Melting glacier reveals World War I cave shelter and artifacts
(CNN) -- Researchers have recovered a treasure trove of World War I artifacts from a cave shelter in northern Italy revealed by the melting of a glacier.
During the war, the cave shelter housed 20 Austrian soldiers stationed at Mount Scorluzzo on the Alpine front, close to the famous Stelvio Pass, historian Stefano Morosini told CNN Tuesday.
While people knew the shelter existed, researchers were only able to enter it in 2017 as the surrounding glacier had melted, added Morosini, who is scientific coordinator of the heritage project at Stelvio National Park and teaches at the University of Bergamo.
Inside they found food, dishes and jackets made from animal skins, among many other items, he said.
The artifacts illustrate the "very poor daily life" of the soldiers, who had to deal with "extreme environmental conditions," said Morosini. Winter temperatures could drop to -40 degrees Celsius (-40 degrees Fahrenheit), he added.
"Soldiers had to fight against the extreme environment, fight against the snow or the avalanches, but also fight against the enemy," Morosini said.
"The artifacts are a representation, like a time machine, of... the extreme conditions of life during the First World War," he said, adding that more items appear in the area every summer as the glacier melts.
"It's a sort of open air museum," said Morosini, who said that five years ago the bodies of two soldiers were found, along with documents that allowed them to be identified and their remains given to their families.
The artifacts from the cave shelter are being preserved and will form part of the collection, due to open in late 2022, at a museum dedicated to World War I in the northern Italian town of Bormio, said Morosini.
The shelter was occupied in the first days of the war by Austrian troops, who made it completely invisible from the Italian side or from aerial observation, according to a statement from White War Museum, located in Adamello, northern Italy.
It sits at an altitude of 3,094 meters (10,151 feet), just below the peak of Mount Scorluzzo, and excavation work has been carried out each July and August since 2017, removing around 60 cubic meters of ice from the cave.

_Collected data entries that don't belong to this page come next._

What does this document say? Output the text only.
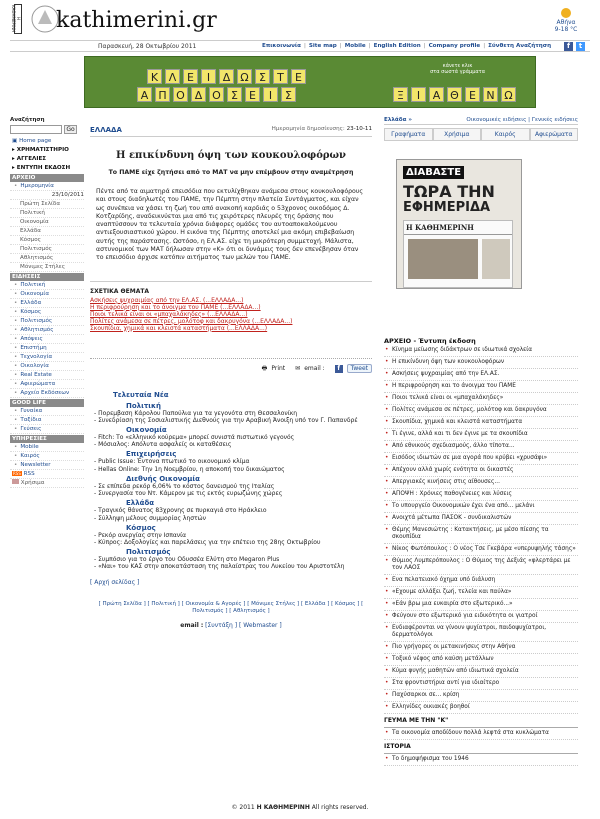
Η ΚΑΘΗΜΕΡΙΝΗ kathimerini.gr	Αθήνα
9-18 °C
Παρασκευή, 28 Οκτωβρίου 2011	Επικοινωνία | Site map | Mobile | English Edition | Company profile | Σύνθετη Αναζήτηση	f	t
Κ Λ Ε	Ι	Δ Ω Σ	Τ	Ε
Α Π Ο Δ Ο Σ	Ε	Ι	Σ	Ξ	Ι	Α Θ Ε Ν Ω
κάνετε κλικ
στα σωστά γράμματα
Αναζήτηση
Go
▣ Home page
▸ ΧΡΗΜΑΤΙΣΤΗΡΙΟ
▸ ΑΓΓΕΛΙΕΣ
▸ ΕΝΤΥΠΗ ΕΚΔΟΣΗ
ΑΡΧΕΙΟ
• Ημερομηνία
23/10/2011
Πρώτη Σελίδα
Πολιτική
Οικονομία
Ελλάδα
Κόσμος
Πολιτισμός
Αθλητισμός
Μόνιμες Στήλες
ΕΙΔΗΣΕΙΣ
• Πολιτική
• Οικονομία
• Ελλάδα
• Κόσμος
• Πολιτισμός
• Αθλητισμός
• Απόψεις
• Επιστήμη
• Τεχνολογία
• Οικολογία
• Real Estate
• Αφιερώματα
• Αρχείο Εκδόσεων
GOOD LIFE
• Γυναίκα
• Ταξίδια
• Γεύσεις
ΥΠΗΡΕΣΙΕΣ
• Mobile
• Καιρός
• Newsletter
RSS RSS
Χρήσιμα
ΕΛΛΑΔΑ	Ημερομηνία δημοσίευσης: 23-10-11
Η επικίνδυνη όψη των κουκουλοφόρων
Το ΠΑΜΕ είχε ζητήσει από το ΜΑΤ να μην επέμβουν στην αναμέτρηση
Πέντε από τα αιματηρά επεισόδια που εκτυλίχθηκαν ανάμεσα στους κουκουλοφόρους και στους διαδηλωτές του ΠΑΜΕ, την Πέμπτη στην πλατεία Συντάγματος, και είχαν ως συνέπεια να χάσει τη ζωή του από ανακοπή καρδιάς ο 53χρονος οικοδόμος Δ. Κοτζαρίδης, αναδεικνύεται μια από τις χειρότερες πλευρές της δράσης που αναπτύσσουν τα τελευταία χρόνια διάφορες ομάδες του αυτοαποκαλούμενου αντιεξουσιαστικού χώρου. Η εικόνα της Πέμπτης αποτελεί μια ακόμη επιβεβαίωση αυτής της παράστασης. Ωστόσο, η ΕΛ.ΑΣ. είχε τη μικρότερη συμμετοχή. Μάλιστα, αστυνομικοί των ΜΑΤ δήλωσαν στην «Κ» ότι οι δυνάμεις τους δεν επενέβησαν όταν το επεισόδιο άρχισε κατόπιν αιτήματος των μελών του ΠΑΜΕ.
ΣΧΕΤΙΚΑ ΘΕΜΑΤΑ
Ασκήσεις ψυχραιμίας από την ΕΛ.ΑΣ. (...ΕΛΛΑΔΑ...)
Η περιφρούρηση και το άνοιγμα του ΠΑΜΕ (...ΕΛΛΑΔΑ...)
Ποιοι τελικά είναι οι «μπαχαλάκηδες» (...ΕΛΛΑΔΑ...)
Πολίτες ανάμεσα σε πέτρες, μολότοφ και δακρυγόνα (...ΕΛΛΑΔΑ...)
Σκουπίδια, χημικά και κλειστά καταστήματα (...ΕΛΛΑΔΑ...)
🖶 Print ✉ email :	f	Tweet
Τελευταία Νέα
Πολιτική
- Πορεμβαση Κάρολου Παπούλια για τα γεγονότα στη Θεσσαλονίκη
- Συνεδρίαση της Σοσιαλιστικής Διεθνούς για την Αραβική Άνοιξη υπό τον Γ. Παπανδρέ
Οικονομία
- Fitch: Το «ελληνικό κούρεμα» μπορεί συνιστά πιστωτικό γεγονός
- Μόσιαλος: Απόλυτα ασφαλείς οι καταθέσεις
Επιχειρήσεις
- Public Issue: Έντονα πτωτικό το οικονομικό κλίμα
- Hellas Online: Την 1η Νοεμβρίου, η αποκοπή του δικαιώματος
Διεθνής Οικονομία
- Σε επίπεδα ρεκόρ 6,06% το κόστος δανεισμού της Ιταλίας
- Συνεργασία του Ντ. Κάμερον με τις εκτός ευρωζώνης χώρες
Ελλάδα
- Τραγικός θάνατος 83χρονης σε πυρκαγιά στο Ηράκλειο
- Σύλληψη μέλους συμμορίας ληστών
Κόσμος
- Ρεκόρ ανεργίας στην Ισπανία
- Κύπρος: Δοξολογίες και παρελάσεις για την επέτειο της 28ης Οκτωβρίου
Πολιτισμός
- Συμπόσιο για το έργο του Οδυσσέα Ελύτη στο Megaron Plus
- «Ναι» του ΚΑΣ στην αποκατάσταση της παλαίστρας του Λυκείου του Αριστοτέλη
[ Αρχή σελίδας ]
[ Πρώτη Σελίδα ] [ Πολιτική ] [ Οικονομία & Αγορές ] [ Μόνιμες Στήλες ] [ Ελλάδα ] [ Κόσμος ] [ Πολιτισμός ] [ Αθλητισμός ]
email : [Συντάξη ] [ Webmaster ]
Ελλάδα »	Οικονομικές ειδήσεις | Γενικές ειδήσεις
Γραφήματα	Χρήσιμα	Καιρός	Αφιερώματα
ΔΙΑΒΑΣΤΕ
ΤΩΡΑ ΤΗΝ
ΕΦΗΜΕΡΙΔΑ
Η ΚΑΘΗΜΕΡΙΝΗ
ΑΡΧΕΙΟ - Έντυπη έκδοση
• Κίνημα μείωσης διδάκτρων σε ιδιωτικά σχολεία
• Η επικίνδυνη όψη των κουκουλοφόρων
• Ασκήσεις ψυχραιμίας από την ΕΛ.ΑΣ.
• Η περιφρούρηση και το άνοιγμα του ΠΑΜΕ
• Ποιοι τελικά είναι οι «μπαχαλάκηδες»
• Πολίτες ανάμεσα σε πέτρες, μολότοφ και δακρυγόνα
• Σκουπίδια, χημικά και κλειστά καταστήματα
• Τι έγινε, αλλά και τι δεν έγινε με τα σκουπίδια
• Από εθνικούς σχεδιασμούς, άλλο τίποτα...
• Εισόδος ιδιωτών σε μια αγορά που κρύβει «χρυσάφι»
• Απέχουν αλλά χωρίς ενότητα οι δικαστές
• Απεργιακές κινήσεις στις αίθουσες...
• ΑΠΟΨΗ : Χρόνιες παθογένειες και λύσεις
• Το υπουργείο Οικονομικών έχει ένα από... μελάνι
• Ανοιχτά μέτωπα ΠΑΣΟΚ - συνδικαλιστών
• Θέμης Μανεσιώτης : Κατακτήσεις, με μέσο πίεσης τα σκουπίδια
• Νίκος Φωτόπουλος : Ο νέος Τσε Γκεβάρα «υπερυψηλής τάσης»
• Θύμιος Λυμπερόπουλος : Ο Θύμιος της Δεξιάς «φλερτάρει με τον ΛΑΟΣ
• Ενα πελατειακό όχημα υπό διάλυση
• «Εχουμε αλλάξει ζωή, τελεία και παύλα»
• «Εάν βρω μια ευκαιρία στο εξωτερικό...»
• Φεύγουν στο εξωτερικό για ειδικότητα οι γιατροί
• Ενδιαφέρονται να γίνουν ψυχίατροι, παιδοψυχίατροι, δερματολόγοι
• Πιο γρήγορες οι μετακινήσεις στην Αθήνα
• Τοξικό νέφος από καύση μετάλλων
• Κύμα φυγής μαθητών από ιδιωτικά σχολεία
• Στα φροντιστήρια αντί για ιδιαίτερο
• Παχύσαρκοι σε... κρίση
• Ελληνίδες οικιακές βοηθοί
ΓΕΥΜΑ ΜΕ ΤΗΝ "Κ"
• Τα οικονομία αποδίδουν πολλά λεφτά στα κυκλώματα
ΙΣΤΟΡΙΑ
• Το δημοψήφισμα του 1946
© 2011 Η ΚΑΘΗΜΕΡΙΝΗ All rights reserved.
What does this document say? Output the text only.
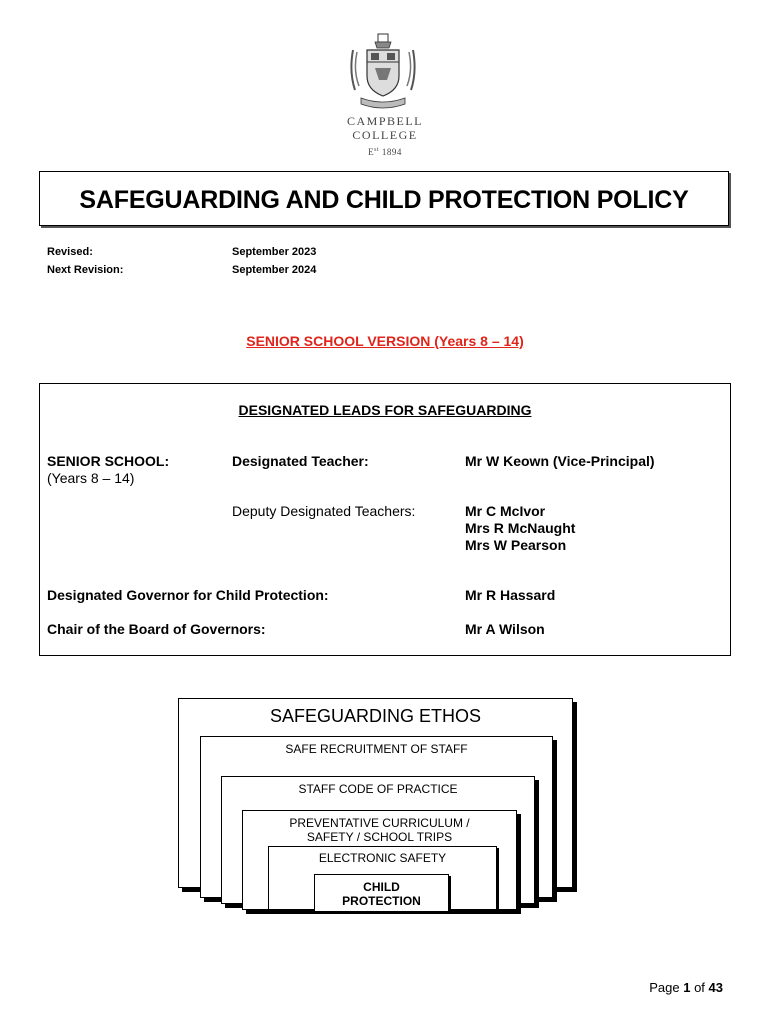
CAMPBELL
COLLEGE
$E^{st}$ 1894
SAFEGUARDING AND CHILD PROTECTION POLICY
Revised:	September 2023
Next Revision:	September 2024
SENIOR SCHOOL VERSION (Years 8 – 14)
DESIGNATED LEADS FOR SAFEGUARDING
SENIOR SCHOOL:
(Years 8 – 14)
Designated Teacher:	Mr W Keown (Vice-Principal)
Deputy Designated Teachers:	Mr C McIvor
Mrs R McNaught
Mrs W Pearson
Designated Governor for Child Protection:	Mr R Hassard
Chair of the Board of Governors:	Mr A Wilson
SAFEGUARDING ETHOS
SAFE RECRUITMENT OF STAFF
STAFF CODE OF PRACTICE
PREVENTATIVE CURRICULUM /
SAFETY / SCHOOL TRIPS
ELECTRONIC SAFETY
CHILD
PROTECTION
Page 1 of 43
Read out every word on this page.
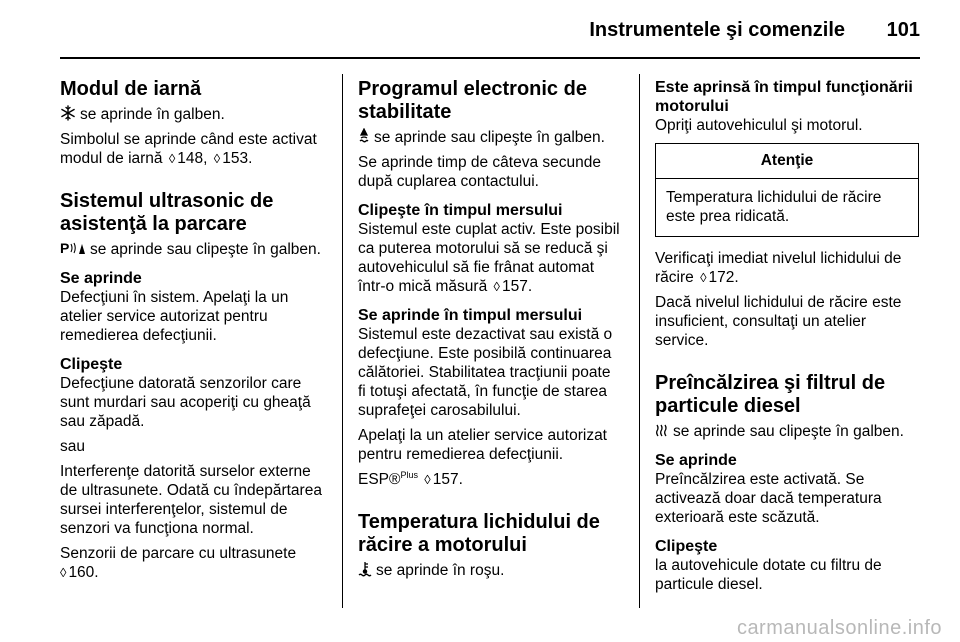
Instrumentele şi comenzile 101
Modul de iarnă

se aprinde în galben.

Simbolul se aprinde când este activat modul de iarnă ◊ 148, ◊ 153.

Sistemul ultrasonic de asistenţă la parcare

P se aprinde sau clipeşte în galben.

Se aprinde

Defecţiuni în sistem. Apelaţi la un atelier service autorizat pentru remedierea defecţiunii.

Clipeşte

Defecţiune datorată senzorilor care sunt murdari sau acoperiţi cu gheaţă sau zăpadă.

sau

Interferenţe datorită surselor externe de ultrasunete. Odată cu îndepărtarea sursei interferenţelor, sistemul de senzori va funcţiona normal.

Senzorii de parcare cu ultrasunete
◊ 160.

Programul electronic de stabilitate

se aprinde sau clipeşte în galben.

Se aprinde timp de câteva secunde după cuplarea contactului.

Clipeşte în timpul mersului

Sistemul este cuplat activ. Este posibil ca puterea motorului să se reducă şi autovehiculul să fie frânat automat într-o mică măsură ◊ 157.

Se aprinde în timpul mersului

Sistemul este dezactivat sau există o defecţiune. Este posibilă continuarea călătoriei. Stabilitatea tracţiunii poate fi totuşi afectată, în funcţie de starea suprafeţei carosabilului.

Apelaţi la un atelier service autorizat pentru remedierea defecţiunii.

ESP®$^{Plus}$ ◊ 157.

Temperatura lichidului de răcire a motorului

se aprinde în roşu.

Este aprinsă în timpul funcţionării motorului

Opriţi autovehiculul şi motorul.

Atenţie
Temperatura lichidului de răcire este prea ridicată.

Verificaţi imediat nivelul lichidului de răcire ◊ 172.

Dacă nivelul lichidului de răcire este insuficient, consultaţi un atelier service.

Preîncălzirea şi filtrul de particule diesel

se aprinde sau clipeşte în galben.

Se aprinde

Preîncălzirea este activată. Se activează doar dacă temperatura exterioară este scăzută.

Clipeşte

la autovehicule dotate cu filtru de particule diesel.

carmanualsonline.info
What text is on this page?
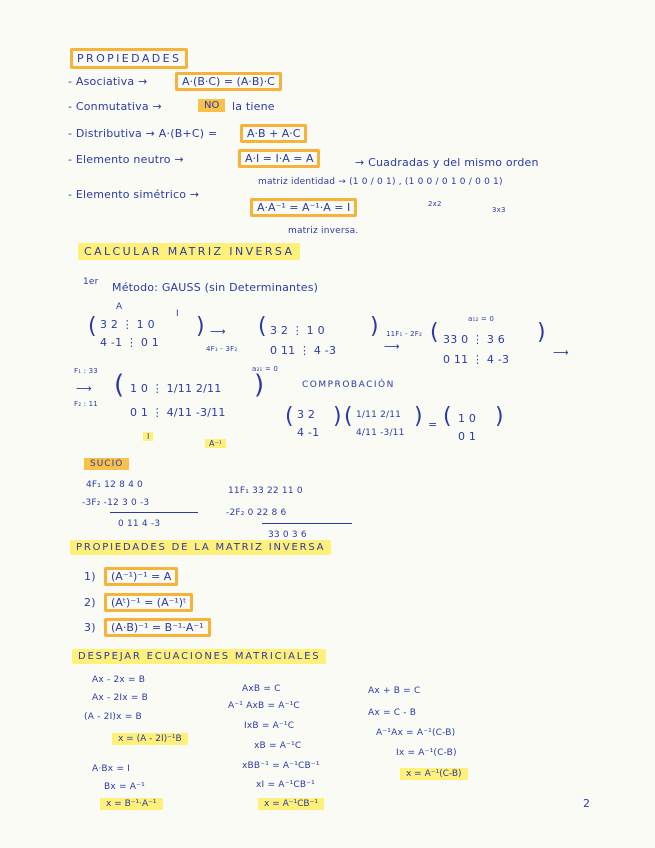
PROPIEDADES
- Asociativa →	A·(B·C) = (A·B)·C
- Conmutativa →	NO	la tiene
- Distributiva → A·(B+C) =	A·B + A·C
- Elemento neutro →	A·I = I·A = A	→ Cuadradas y del mismo orden
matriz identidad → (1 0 / 0 1) , (1 0 0 / 0 1 0 / 0 0 1)
2x2
3x3
- Elemento simétrico →
A·A⁻¹ = A⁻¹·A = I
matriz inversa.
CALCULAR MATRIZ INVERSA
1er Método: GAUSS (sin Determinantes)
A
I
( 3 2 ⋮ 1 0
4 -1 ⋮ 0 1
) ⟶
4F₁ - 3F₂
( 3 2 ⋮ 1 0
0 11 ⋮ 4 -3
)
a₂₁ = 0
⟶
11F₁ - 2F₂
a₁₂ = 0
( 33 0 ⋮ 3 6
0 11 ⋮ 4 -3
)
⟶
F₁ : 33
F₂ : 11
⟶ ( 1 0 ⋮ 1/11 2/11
0 1 ⋮ 4/11 -3/11
)
I
A⁻¹
COMPROBACIÓN
( 3 2
4 -1
) ( 1/11 2/11
4/11 -3/11
) = ( 1 0
0 1
)
SUCIO
4F₁ 12 8 4 0
-3F₂ -12 3 0 -3
0 11 4 -3
11F₁ 33 22 11 0
-2F₂ 0 22 8 6
33 0 3 6
PROPIEDADES DE LA MATRIZ INVERSA
1)	(A⁻¹)⁻¹ = A
2)	(Aᵗ)⁻¹ = (A⁻¹)ᵗ
3)	(A·B)⁻¹ = B⁻¹·A⁻¹
DESPEJAR ECUACIONES MATRICIALES
Ax - 2x = B
Ax - 2Ix = B
(A - 2I)x = B
x = (A - 2I)⁻¹B
A·Bx = I
Bx = A⁻¹
x = B⁻¹·A⁻¹
AxB = C
A⁻¹ AxB = A⁻¹C
IxB = A⁻¹C
xB = A⁻¹C
xBB⁻¹ = A⁻¹CB⁻¹
xI = A⁻¹CB⁻¹
x = A⁻¹CB⁻¹
Ax + B = C
Ax = C - B
A⁻¹Ax = A⁻¹(C-B)
Ix = A⁻¹(C-B)
x = A⁻¹(C-B)
2
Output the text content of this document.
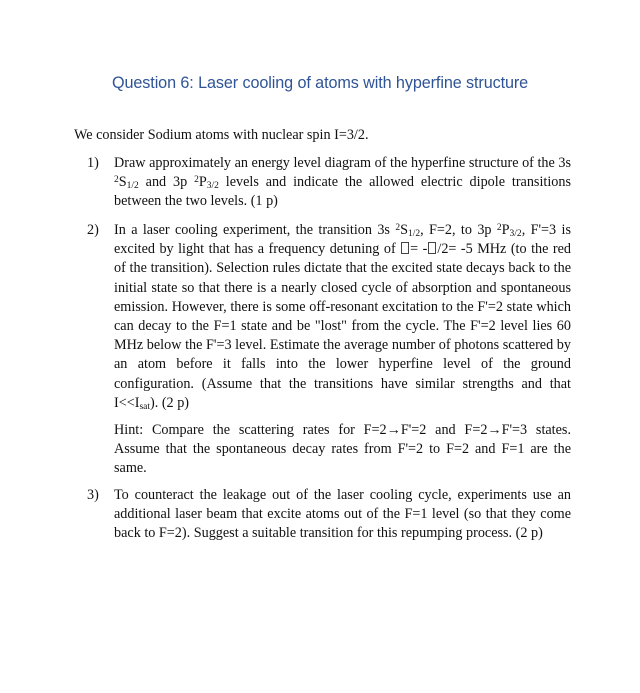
Question 6: Laser cooling of atoms with hyperfine structure
We consider Sodium atoms with nuclear spin I=3/2.
1) Draw approximately an energy level diagram of the hyperfine structure of the 3s $^2S_{1/2}$ and 3p $^2P_{3/2}$ levels and indicate the allowed electric dipole transitions between the two levels. (1 p)
2) In a laser cooling experiment, the transition 3s $^2S_{1/2}$, F=2, to 3p $^2P_{3/2}$, F'=3 is excited by light that has a frequency detuning of = - /2= -5 MHz (to the red of the transition). Selection rules dictate that the excited state decays back to the initial state so that there is a nearly closed cycle of absorption and spontaneous emission. However, there is some off-resonant excitation to the F'=2 state which can decay to the F=1 state and be "lost" from the cycle. The F'=2 level lies 60 MHz below the F'=3 level. Estimate the average number of photons scattered by an atom before it falls into the lower hyperfine level of the ground configuration. (Assume that the transitions have similar strengths and that $I<<I_{sat}$). (2 p)
Hint: Compare the scattering rates for F=2→F'=2 and F=2→F'=3 states. Assume that the spontaneous decay rates from F'=2 to F=2 and F=1 are the same.
3) To counteract the leakage out of the laser cooling cycle, experiments use an additional laser beam that excite atoms out of the F=1 level (so that they come back to F=2). Suggest a suitable transition for this repumping process. (2 p)
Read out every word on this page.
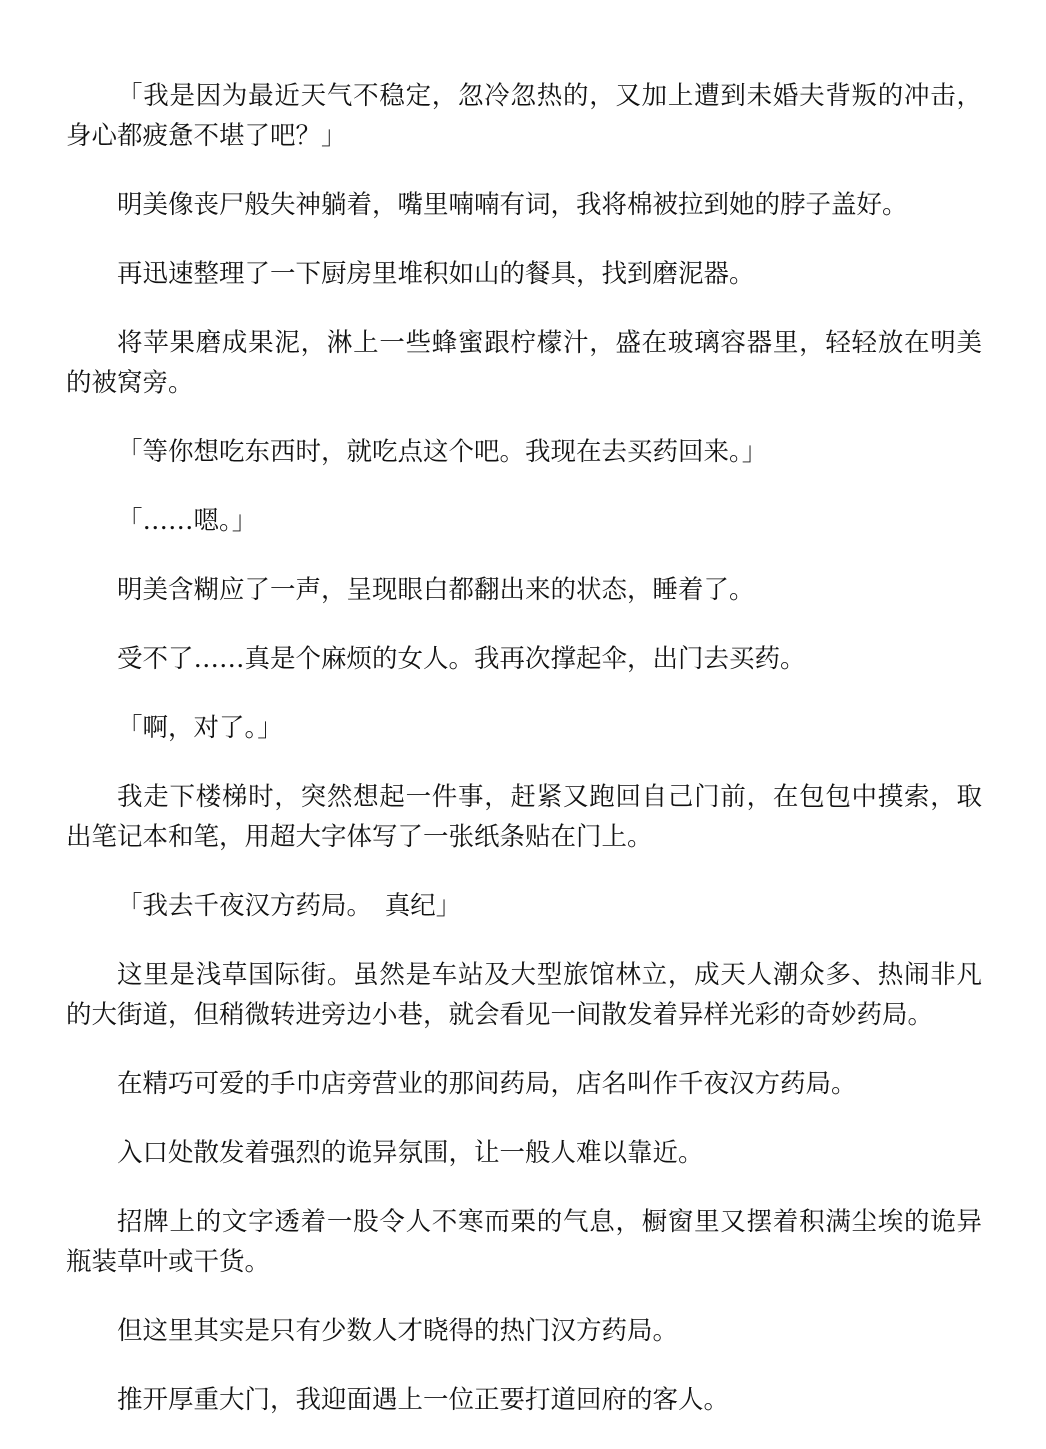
「我是因为最近天气不稳定，忽冷忽热的，又加上遭到未婚夫背叛的冲击，身心都疲惫不堪了吧？」

明美像丧尸般失神躺着，嘴里喃喃有词，我将棉被拉到她的脖子盖好。

再迅速整理了一下厨房里堆积如山的餐具，找到磨泥器。

将苹果磨成果泥，淋上一些蜂蜜跟柠檬汁，盛在玻璃容器里，轻轻放在明美的被窝旁。

「等你想吃东西时，就吃点这个吧。我现在去买药回来。」

「……嗯。」

明美含糊应了一声，呈现眼白都翻出来的状态，睡着了。

受不了……真是个麻烦的女人。我再次撑起伞，出门去买药。

「啊，对了。」

我走下楼梯时，突然想起一件事，赶紧又跑回自己门前，在包包中摸索，取出笔记本和笔，用超大字体写了一张纸条贴在门上。

「我去千夜汉方药局。　真纪」

这里是浅草国际街。虽然是车站及大型旅馆林立，成天人潮众多、热闹非凡的大街道，但稍微转进旁边小巷，就会看见一间散发着异样光彩的奇妙药局。

在精巧可爱的手巾店旁营业的那间药局，店名叫作千夜汉方药局。

入口处散发着强烈的诡异氛围，让一般人难以靠近。

招牌上的文字透着一股令人不寒而栗的气息，橱窗里又摆着积满尘埃的诡异瓶装草叶或干货。

但这里其实是只有少数人才晓得的热门汉方药局。

推开厚重大门，我迎面遇上一位正要打道回府的客人。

A total of 300 objects were recovered, including straw mattresses, coins, helmets, ammunition and newspapers.
"The findings in the cave on Mount Scorluzzo give us, after over a hundred years, a slice of life at over 3,000 meters above sea level, where the time stopped on November 3, 1918 when the last Austrian soldier closed the door and rushed downhill," reads the museum's press release.